# What would the economy of a global power look like?

If all modern day countries on Earth today decided to merge into a single unified power, what would its economy look like? Because there are no more independent nations, I imagine that changes the way wealth circulates around. Would a world government's economy be better than the global economy today?

### It depends

Would this world government look more like the USA? Or North Korea? There's a big difference between the two.

If we assume that such a government would look most like Europe, then that's your answer. The world economy would look much like Europe's. Some states would do great. Others would struggle, the way Greece is now.

Note that the world government would not have to unify things like regulation and minimum wages. Europe has different minimum wages by country. Also look at the US example. There is a federal minimum wage of \$7.25 with state and local minimum wages as high as \$15.

It's also not evident that it will be the first world nations that will struggle under such a system. Note that in Europe, it is Greece, not Germany, that is having trouble with a single currency.

It's not that hard to recall currency. Since most currency flows through a bank deposit at least once a year, you can recall currency by simply asking banks to accept the currency item but not give it out. It's also worth noting that bills need to be replaced every few years anyway.

### United World

If we start with a government like the US, then we should realize that we have some challenges. Initially expect the global government to do very little while the "country" governments still do most everything.

Over time, there will be a lot of pressure from the less successful areas to get more subsidy from the more successful areas. Since India has more people than the US and Europe combined, India can outvote them in the global equivalent of the House of Representatives. And in the global Senate, the twenty Central American countries would outvote the US and Canada unless they break up into separate states and provinces for Senate representation. In case of breakup, there are fifty-four African nations that would outvote the US states while the Central American countries would outvote Canada's provinces. Europe already has a mix of rich and poor countries.

The hope would be that the poor countries would become rich, but it seems just as likely that this would make the rich countries poor. The world GDP per capita is roughly a third of the US GDP per capita, so even distribution without increased production would make the US a lot poorer.

• In my mind the world government which emerges would be similar to the United State's governmental structure. I don't think Europe accurately describes what I have in mind as the European states only give up a small fraction of their rights and do not have a central government above them. – Kublai Feb 3 '16 at 5:42
• @Kublai, the EU is indeed "a central government above" the individual nations. Its laws take precedence over local laws. It is true that it is less centralized than the U.S. though. – user16107 Feb 3 '16 at 10:26

All the third world countries would benefit incredibly and the first world countries would start having very hard times. These two worlds have to merge into one, becoming an average of it all (or less than average to adjust for logistics and losses involved in moving all the riches to the poorer parts).

Currency should be merged into a single kind, but it would most likely take many years. It would be easiest and cheapest to replace all the various existing currencies with a global digital credit type of currency (but not bitcoin). It would be more solid to back the digital credit with real gold, but who knows what they will do, maybe back it with oil? (probably not). Hacking attempts would be rampant at first, but eventually security will be good enough to prevent most hackers. Attempting to replace ALL physical currencies with another physical currency would be a tremendous effort with enormous costs.

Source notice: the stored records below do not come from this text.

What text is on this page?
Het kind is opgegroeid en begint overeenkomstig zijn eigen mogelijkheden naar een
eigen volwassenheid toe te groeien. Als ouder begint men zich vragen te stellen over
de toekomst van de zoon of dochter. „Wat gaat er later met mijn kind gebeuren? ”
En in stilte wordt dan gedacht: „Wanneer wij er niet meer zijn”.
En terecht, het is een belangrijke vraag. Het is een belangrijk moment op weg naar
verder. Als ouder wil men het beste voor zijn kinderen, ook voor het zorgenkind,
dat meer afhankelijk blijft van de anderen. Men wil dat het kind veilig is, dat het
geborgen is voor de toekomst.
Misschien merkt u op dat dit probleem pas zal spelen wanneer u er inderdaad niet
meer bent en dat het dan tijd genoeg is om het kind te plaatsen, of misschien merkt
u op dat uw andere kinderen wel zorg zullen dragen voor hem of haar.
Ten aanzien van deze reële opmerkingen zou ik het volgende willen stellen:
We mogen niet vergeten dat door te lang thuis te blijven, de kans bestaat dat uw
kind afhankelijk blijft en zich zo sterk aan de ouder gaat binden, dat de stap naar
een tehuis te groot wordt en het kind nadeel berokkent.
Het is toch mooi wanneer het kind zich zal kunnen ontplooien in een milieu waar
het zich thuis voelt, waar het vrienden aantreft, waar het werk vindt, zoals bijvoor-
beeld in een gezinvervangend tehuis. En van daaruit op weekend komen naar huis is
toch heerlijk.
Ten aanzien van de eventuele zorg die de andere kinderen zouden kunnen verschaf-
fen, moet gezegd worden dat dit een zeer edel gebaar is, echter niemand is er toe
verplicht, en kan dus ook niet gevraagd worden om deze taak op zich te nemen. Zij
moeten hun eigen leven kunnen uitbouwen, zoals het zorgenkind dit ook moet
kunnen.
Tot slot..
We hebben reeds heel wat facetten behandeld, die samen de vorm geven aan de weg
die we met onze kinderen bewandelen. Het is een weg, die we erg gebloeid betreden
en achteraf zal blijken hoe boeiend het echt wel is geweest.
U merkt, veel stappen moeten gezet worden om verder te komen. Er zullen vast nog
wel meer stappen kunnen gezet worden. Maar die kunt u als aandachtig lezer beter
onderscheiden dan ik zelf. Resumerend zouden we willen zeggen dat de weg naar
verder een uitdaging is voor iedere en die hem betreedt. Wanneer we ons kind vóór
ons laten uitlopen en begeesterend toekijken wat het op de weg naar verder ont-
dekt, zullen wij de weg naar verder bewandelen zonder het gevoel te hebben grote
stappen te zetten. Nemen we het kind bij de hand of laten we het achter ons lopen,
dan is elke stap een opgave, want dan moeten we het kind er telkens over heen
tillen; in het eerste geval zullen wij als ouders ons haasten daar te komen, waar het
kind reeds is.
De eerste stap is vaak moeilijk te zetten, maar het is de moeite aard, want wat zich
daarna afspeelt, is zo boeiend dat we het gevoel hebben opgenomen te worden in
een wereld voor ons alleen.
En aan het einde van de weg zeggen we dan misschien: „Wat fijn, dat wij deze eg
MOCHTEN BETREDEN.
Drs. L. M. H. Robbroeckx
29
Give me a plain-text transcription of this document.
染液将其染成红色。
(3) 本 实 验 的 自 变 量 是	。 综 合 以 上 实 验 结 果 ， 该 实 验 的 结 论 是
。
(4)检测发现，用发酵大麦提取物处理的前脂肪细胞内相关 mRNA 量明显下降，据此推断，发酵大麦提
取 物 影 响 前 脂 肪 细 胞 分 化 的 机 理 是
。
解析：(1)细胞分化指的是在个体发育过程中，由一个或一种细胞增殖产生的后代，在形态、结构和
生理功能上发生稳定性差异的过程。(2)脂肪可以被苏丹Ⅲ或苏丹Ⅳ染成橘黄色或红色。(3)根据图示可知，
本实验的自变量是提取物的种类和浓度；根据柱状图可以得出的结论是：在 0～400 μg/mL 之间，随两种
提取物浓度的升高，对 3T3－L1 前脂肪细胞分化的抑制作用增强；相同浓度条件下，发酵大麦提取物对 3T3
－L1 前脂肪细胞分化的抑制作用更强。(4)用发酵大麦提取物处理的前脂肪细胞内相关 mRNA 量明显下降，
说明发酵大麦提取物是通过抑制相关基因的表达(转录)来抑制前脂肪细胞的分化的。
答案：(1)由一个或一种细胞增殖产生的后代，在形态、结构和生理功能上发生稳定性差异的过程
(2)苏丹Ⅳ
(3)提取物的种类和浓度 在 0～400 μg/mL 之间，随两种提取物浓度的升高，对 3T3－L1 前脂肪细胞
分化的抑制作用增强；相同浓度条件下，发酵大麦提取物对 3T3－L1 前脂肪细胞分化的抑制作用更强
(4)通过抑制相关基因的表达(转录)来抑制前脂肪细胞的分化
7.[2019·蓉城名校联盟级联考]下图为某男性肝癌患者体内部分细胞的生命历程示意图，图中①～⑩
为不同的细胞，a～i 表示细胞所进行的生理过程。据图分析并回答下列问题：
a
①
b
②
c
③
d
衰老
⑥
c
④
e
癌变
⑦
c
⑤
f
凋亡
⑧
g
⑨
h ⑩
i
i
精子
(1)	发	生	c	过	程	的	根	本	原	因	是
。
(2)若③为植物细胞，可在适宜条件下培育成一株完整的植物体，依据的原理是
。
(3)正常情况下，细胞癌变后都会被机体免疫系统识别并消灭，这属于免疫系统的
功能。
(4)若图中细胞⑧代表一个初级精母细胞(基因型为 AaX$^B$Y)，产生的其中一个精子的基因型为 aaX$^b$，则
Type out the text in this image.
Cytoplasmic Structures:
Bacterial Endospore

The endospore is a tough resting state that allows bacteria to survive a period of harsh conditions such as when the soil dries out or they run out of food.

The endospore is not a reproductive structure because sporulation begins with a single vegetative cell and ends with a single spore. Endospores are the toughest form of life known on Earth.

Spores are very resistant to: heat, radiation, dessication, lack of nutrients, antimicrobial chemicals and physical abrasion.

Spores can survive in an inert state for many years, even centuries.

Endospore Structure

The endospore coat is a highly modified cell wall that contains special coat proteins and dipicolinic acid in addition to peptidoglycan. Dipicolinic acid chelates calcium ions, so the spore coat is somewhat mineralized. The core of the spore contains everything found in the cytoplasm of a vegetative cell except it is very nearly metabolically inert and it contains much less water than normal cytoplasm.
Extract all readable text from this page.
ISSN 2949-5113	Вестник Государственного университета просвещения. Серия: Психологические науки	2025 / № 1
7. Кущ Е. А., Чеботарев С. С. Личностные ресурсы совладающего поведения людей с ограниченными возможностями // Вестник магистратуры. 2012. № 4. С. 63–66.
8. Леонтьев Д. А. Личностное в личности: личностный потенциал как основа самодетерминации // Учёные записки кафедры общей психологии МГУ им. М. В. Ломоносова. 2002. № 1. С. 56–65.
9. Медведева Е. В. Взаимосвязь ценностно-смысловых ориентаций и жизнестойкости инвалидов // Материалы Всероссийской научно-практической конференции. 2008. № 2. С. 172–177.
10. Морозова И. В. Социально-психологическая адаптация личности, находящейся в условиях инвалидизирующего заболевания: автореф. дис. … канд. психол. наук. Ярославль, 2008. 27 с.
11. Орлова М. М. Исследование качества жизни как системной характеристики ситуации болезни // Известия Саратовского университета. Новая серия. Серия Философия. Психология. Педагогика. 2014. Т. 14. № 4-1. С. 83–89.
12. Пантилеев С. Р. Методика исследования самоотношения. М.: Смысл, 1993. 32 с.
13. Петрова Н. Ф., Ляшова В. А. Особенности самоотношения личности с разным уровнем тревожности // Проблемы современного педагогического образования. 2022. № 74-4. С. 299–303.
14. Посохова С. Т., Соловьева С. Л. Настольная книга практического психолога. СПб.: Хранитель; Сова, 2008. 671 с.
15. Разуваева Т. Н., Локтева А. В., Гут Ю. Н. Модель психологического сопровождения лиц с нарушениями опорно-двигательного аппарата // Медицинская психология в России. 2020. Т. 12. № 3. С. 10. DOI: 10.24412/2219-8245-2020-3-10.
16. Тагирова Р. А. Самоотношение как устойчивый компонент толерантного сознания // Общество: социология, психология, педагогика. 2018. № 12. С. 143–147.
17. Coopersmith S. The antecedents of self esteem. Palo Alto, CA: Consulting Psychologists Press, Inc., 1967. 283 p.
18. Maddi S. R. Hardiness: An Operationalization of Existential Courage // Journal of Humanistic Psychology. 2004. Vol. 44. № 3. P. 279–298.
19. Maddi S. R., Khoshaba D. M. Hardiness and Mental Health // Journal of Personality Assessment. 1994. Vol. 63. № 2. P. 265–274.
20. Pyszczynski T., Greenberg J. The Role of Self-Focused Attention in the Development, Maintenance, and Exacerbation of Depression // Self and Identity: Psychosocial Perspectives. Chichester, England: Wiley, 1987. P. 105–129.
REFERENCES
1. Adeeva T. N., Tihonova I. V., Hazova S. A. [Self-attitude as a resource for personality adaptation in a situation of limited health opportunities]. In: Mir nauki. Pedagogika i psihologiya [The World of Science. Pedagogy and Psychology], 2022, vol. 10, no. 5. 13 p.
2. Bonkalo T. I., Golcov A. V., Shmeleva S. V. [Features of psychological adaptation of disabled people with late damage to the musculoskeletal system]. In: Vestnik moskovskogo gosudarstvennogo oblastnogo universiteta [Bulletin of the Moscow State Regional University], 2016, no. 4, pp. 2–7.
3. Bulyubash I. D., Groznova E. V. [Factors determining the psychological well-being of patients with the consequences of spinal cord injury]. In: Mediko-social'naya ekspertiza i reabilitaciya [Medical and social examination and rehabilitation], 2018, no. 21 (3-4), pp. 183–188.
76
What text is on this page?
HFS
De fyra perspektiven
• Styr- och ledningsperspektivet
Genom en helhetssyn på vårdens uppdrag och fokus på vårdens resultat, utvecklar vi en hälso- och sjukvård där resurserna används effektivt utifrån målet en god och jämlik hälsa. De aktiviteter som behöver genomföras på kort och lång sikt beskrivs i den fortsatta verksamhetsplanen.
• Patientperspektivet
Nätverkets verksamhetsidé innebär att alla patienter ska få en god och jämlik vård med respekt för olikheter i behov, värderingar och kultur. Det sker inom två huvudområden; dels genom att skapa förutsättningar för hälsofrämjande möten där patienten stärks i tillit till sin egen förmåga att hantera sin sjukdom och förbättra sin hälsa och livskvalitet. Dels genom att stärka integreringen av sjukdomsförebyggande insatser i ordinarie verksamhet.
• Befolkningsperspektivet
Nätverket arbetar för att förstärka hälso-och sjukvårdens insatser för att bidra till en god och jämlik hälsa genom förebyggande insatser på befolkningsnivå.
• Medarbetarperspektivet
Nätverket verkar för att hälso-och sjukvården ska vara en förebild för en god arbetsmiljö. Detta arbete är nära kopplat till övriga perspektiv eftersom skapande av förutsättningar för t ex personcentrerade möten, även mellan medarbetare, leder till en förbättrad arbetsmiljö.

There would still be corruption locally in all the places that are likely to have it, but it may be easier to find and eliminate than before, assuming the higher levels of government are making it one of their goals to eliminate corruption.

It would take many years, but eventually we would either run out of resources from all the waste and already declining resource availability and fail horribly, or find a way to work together efficiently and make it work by discovering fusion (or other source of power) and conquering our solar system to become the next level of civilization (probably need a dyson sphere-like thing). It most likely would not be sustainable for us to average out our "wealth" over all the countries, but I think it would be more sustainable to have all the wealthy countries heavily assist in the growth of the poorer areas. The divisions of countries help us to more easily manage resources and logistics and these divisions will most likely still exist in some form or shape.

In many ways finance and money in general would be simplified. 1. Fiscal and Monetary policy would have to merge. 2. Certain concepts would cease to exist such as Forex trading and currency exchange. 3. Accounting would be much more simplified as the rules are the same for everyone across the globe. 4. Outsourcing would cease to exist. If it's one government, everyone works in the same country. Furthermore, everywhere would have the same minimum wage. There would be no advantage to shifting jobs to China or India from the US or Europe as they would be making the same amount.

Like mentioned by WeekzGod, one advantage to this system is the fact that everyone, everywhere receives the same minimum wage (assuming there is one omnipotent world government). However, this means that poorer regions of the world that are not as socially and economically developed, may increase the price of basic necessities in other richer regions. There would be no need to change currency but on the other hand, it would take FOREVER to recall a defective coin or something. There's also the fact that if these regions are isolated from each other, a loaf of bread that costs 5 currency in one region could cost 40 in another, so in a way, these would still be similar to local currencies.